Y yo, que sé cuándo es momento de negociar y cuándo no se debe tensar más una cuerda, tras dedicar una mirada de soslayo a aquel bastardo me volví otra vez al buen Ahinadab y contesté, sonriendo:

―Bien, ¡sea! En tal caso os digo esto, y a regañadientes: que me place, y que me doy por satisfecho. ¡Haya trato entonces! ―reí, y palmoteé el hombro del adusto Hailama devolviéndole el gesto―. Traed mañana a Asterión a mi barco, que yo me marcho ya a disponerlo todo.

No objetaron, y al cabo de una hora era dejado de nuevo en el puerto, a las faldas del Gran Dux.

Quedé de pie en el muelle, solo en mitad de la noche bajo la luz de la luna. Rais se asomó a la baranda y me hizo un gesto, preguntando qué había. Yo sonreí, con todo, y lo digo, pero en el fondo una enorme aprensión desazonaba mis tripas.
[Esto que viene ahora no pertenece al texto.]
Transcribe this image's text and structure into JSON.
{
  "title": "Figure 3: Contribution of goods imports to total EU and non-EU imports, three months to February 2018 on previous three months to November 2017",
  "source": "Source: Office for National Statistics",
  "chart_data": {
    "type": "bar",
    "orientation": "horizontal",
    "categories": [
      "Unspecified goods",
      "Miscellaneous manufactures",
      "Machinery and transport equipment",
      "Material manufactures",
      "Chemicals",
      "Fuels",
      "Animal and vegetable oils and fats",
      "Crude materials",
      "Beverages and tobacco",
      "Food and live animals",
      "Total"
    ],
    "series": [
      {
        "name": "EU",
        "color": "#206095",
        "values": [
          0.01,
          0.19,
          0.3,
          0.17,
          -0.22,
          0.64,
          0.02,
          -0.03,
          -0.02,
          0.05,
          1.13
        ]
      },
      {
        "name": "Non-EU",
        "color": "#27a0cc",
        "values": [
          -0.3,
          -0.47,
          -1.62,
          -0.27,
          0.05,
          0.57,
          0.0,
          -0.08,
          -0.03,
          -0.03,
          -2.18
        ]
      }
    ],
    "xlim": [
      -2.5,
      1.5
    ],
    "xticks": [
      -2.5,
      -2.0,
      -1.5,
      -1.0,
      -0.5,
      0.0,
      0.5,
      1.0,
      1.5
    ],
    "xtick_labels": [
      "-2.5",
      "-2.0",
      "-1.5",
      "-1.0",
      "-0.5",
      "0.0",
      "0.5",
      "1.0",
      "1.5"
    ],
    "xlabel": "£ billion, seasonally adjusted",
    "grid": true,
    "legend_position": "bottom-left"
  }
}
Pues hasta aquel entonces tan solo un hombre, si tal pudiese nombrársele, me había causado una impresión más detestable que la mera presencia del Gran Tribuno Baal-Eser, y ese no era otro sino Camazotz, la infame Bestia de Gothia.

Pero al cabo, o eso pensaba en aquel entonces, tal vez fuera porque no había llegado a ver al cruel tirano de Gadiria en persona, dentro de sus «cámaras estancadas».